Administradores questionam lista de áreas a serem licitadas de novo – Dentro da ideia de reorganizar o sistema portuário, o governo federal divulgou uma lista de 159 terminais passíveis de serem licitados. Desse montante, 42 seriam novos empreendimentos, e os outros abrangeriam áreas cujos arrendamentos já venceram ou acabarão até 2017. No entanto, apesar das indicações feitas pela Secretaria de Portos da Presidência da República (SEP), muitos dos espaços apontados já estão sendo aproveitados, e não é do interesse da autarquia que administra regionalmente o porto licitá-las novamente, como é o caso em Rio Grande.

No complexo gaúcho, foram selecionadas seis áreas para serem licitadas. As empresas que estão utilizando esses espaços atualmente são Quip, GM, Petrobras, Braskem, Termasa e operadores do Porto Novo. “Na realidade, houve uma precipitação, porque muitas áreas estão em plena operação”, explica o superintendente da Suprg, Dirceu Lopes. Ele reforça que essa é uma constatação generalizada nos portos do País, inclusive em Rio Grande.

Nesse sentido, a Suprg fez um levantamento sobre o caso de cada terreno indicado pela SEP em Rio Grande, abrangendo características como dimensão e operação.
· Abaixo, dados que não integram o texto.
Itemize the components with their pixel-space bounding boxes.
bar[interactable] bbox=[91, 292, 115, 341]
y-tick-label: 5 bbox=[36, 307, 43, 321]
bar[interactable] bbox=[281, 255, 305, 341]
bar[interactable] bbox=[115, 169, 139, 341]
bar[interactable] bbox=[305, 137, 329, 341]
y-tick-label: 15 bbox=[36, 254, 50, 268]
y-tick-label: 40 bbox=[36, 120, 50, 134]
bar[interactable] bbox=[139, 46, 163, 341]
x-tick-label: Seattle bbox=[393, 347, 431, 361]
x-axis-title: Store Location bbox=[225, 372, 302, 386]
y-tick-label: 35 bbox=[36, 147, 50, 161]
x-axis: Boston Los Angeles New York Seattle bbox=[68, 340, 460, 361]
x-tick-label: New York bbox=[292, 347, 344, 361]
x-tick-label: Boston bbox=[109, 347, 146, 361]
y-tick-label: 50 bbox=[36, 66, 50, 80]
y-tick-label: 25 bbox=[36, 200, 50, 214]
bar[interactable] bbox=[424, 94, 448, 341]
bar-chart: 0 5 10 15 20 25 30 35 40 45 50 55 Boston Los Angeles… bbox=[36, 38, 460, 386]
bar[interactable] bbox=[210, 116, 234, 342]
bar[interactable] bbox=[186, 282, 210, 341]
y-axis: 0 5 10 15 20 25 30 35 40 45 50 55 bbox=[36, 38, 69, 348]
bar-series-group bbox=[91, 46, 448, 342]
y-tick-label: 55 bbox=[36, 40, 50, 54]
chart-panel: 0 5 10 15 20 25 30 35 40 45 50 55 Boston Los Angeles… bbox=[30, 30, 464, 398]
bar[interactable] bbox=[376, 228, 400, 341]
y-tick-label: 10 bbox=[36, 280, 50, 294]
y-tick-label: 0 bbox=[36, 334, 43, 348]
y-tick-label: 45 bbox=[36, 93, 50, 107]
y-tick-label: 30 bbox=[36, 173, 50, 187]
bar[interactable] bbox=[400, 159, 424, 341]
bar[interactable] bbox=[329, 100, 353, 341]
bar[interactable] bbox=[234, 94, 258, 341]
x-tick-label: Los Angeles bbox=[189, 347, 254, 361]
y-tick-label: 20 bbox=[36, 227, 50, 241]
O estudo deverá ser levado a Brasília na segunda quinzena do mês. “Não temos preferência por empresa A ou B, o que interessa, do ponto de vista de gestão, é que o porto tenha eficiência, baixo custo, operação segura e sustentável ambientalmente”, salienta Lopes. Ele acrescenta que, se a companhia que está ocupando o terreno cumprir com esses requisitos, não é vantajoso iniciar uma licitação para que o espaço seja disputado outra vez.

O presidente da Associação Brasileira de Terminais Portuários (ABTP), Wilen Manteli, concorda com Lopes sobre a necessidade de manter a atividade das empresas que dão retorno ao porto. Ele é a favor da licitação das áreas ociosas. “Agora, o governo colocou todo mundo na mesma panela, e alguns terminais que estão operando têm direitos de exercer suas funções”, defende Manteli.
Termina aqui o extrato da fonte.